The final days of December 2009 brought heavy rains to the region. The kind of rain that makes that type of forest be called “rainforest” in English. Being in Scotland right now, I imagine it may be even hard to picture what a heavy rain is in Ubatuba. I remember once reading news that - but won’t be sure it was a fact or only journalist hype - it rained 180mm in a single day. It is more than Dundee gets on average in its wettest month, according to Wikipedia. Never mind the millimetres, as the new years eve approached the city was hit with a lot of water.

Ubatuba

The most usual effect of that much rain in the region is flooding in low areas, usually around rivers over whose original banks cities and houses were built. Another effect, still to be expected but not nearly as common, are the landslides. The amazing landscapes of Ubatuba are composed of a seaside mountain range covered by forest. All those mountains have a base of stone, on top of which are some meters of rich soil. Intense rains add to the weight of the ground and make it start sliding, taking rocks, trees, animals, fences, houses and whatever else is on the way. Well, as 2010 arrived, the landslides blocked all three roads that connect Ubatuba to other cities.

I was not there at that particular time - but suffered the effects of the rain in another place. However, friends told me of the many implications the blockage of roads had in everyday life. One of the worst was the disruption in waste collection. There was nowhere to take it to. The city was, as usual in that part of the year, crowded with tourists, most of them eager to use the little days off they have. They kept on buying and using things, and generating lots of waste.
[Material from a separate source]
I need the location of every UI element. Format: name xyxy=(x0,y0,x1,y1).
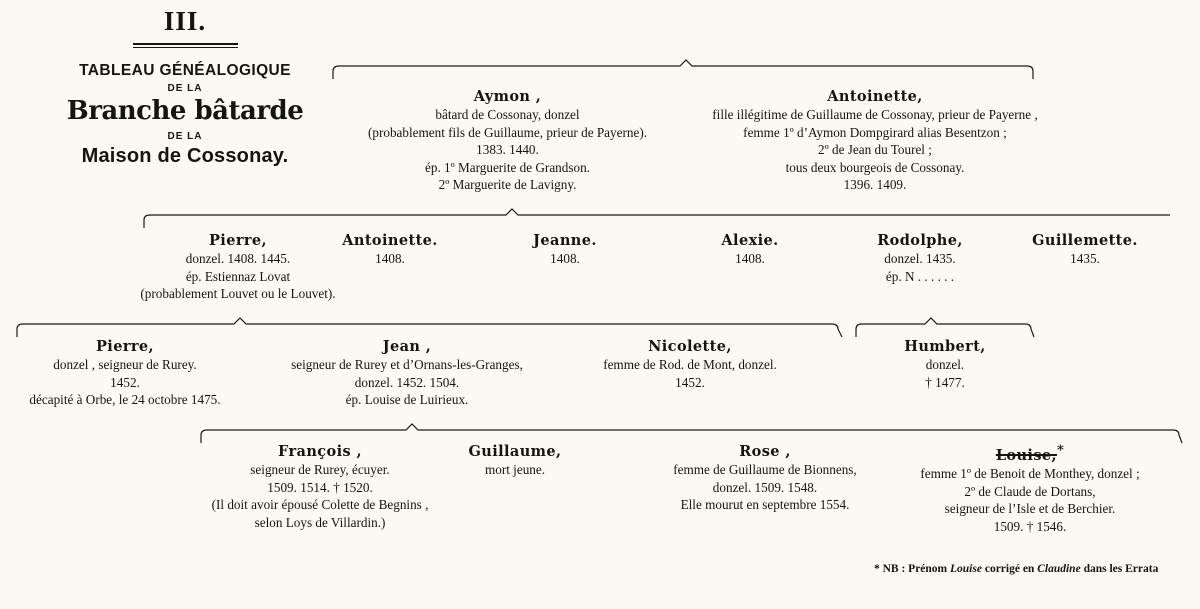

In some parts of the city, there were bags of waste floating amid flooded streets. People had to keep their waste indoors, and many report having to deal with rats and cockroaches after a few days only.

The situation was normalised, as it were, after the roads were cleared. Still, I am still conscious of how quickly the disruption has impacted people’s lives. And how quickly the city forgot about it afterwards. The sense I get, to use an image sadly common in the region, is that even if people were annoyed by being aware of a particular piece of trash lying in the sand, they were relieved once the tide came in and took it away. As usual, we need to ask: where is that “away”?
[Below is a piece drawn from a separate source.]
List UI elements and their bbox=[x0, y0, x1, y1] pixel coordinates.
Sanitary crises resulting for deficient waste collection are all but uncommon in many parts of the world. I remember images of a river of waste somewhere, perhaps in eastern Europe. And reports of the involvement of mafia with waste collection in southern Italy. Not to mention the many many awful situations in Latin America, Africa and Asia. I hope the effects of corona won’t make those episodes even more widespread. By the way, will society be generating more domestic waste now that everyone is home? One would expect that a declining economy would directly decrease the generation of waste. However, as governments pour money to ensure people keep buying, even that effect can arguably be transformed. And will consumers require extra layers of packaging, aware of the potential contamination as goods are transported? To the other end, by the way: what measures will need to be put into effect for the workforce directly involved with waste handling? Will the sorting of recyclables require new protective gear? Will new equipment be developed and deployed (and how, with a shortage on the supply side?).

Corvo comendo pomba Ubatuba

In contemporary western societies, waste management is naturalised as part of everyday life. However waste itself is often invisible. It is expected to be invisible. To what extent the unwillingness of public opinion to deal with its own waste hinders the development of solutions that would make us spend less energy dealing with it is a valid question. The fact that waste collection is not usually recalled as an essential public service is potentially becoming an important part of my research, and the corona age may be making things more explicit. Perhaps it’s necessary to remind people that waste containers may become vectors of contamination. After all, even when you have delivery drivers bringing your food and groceries in, so far nobody talks about door to door waste collection.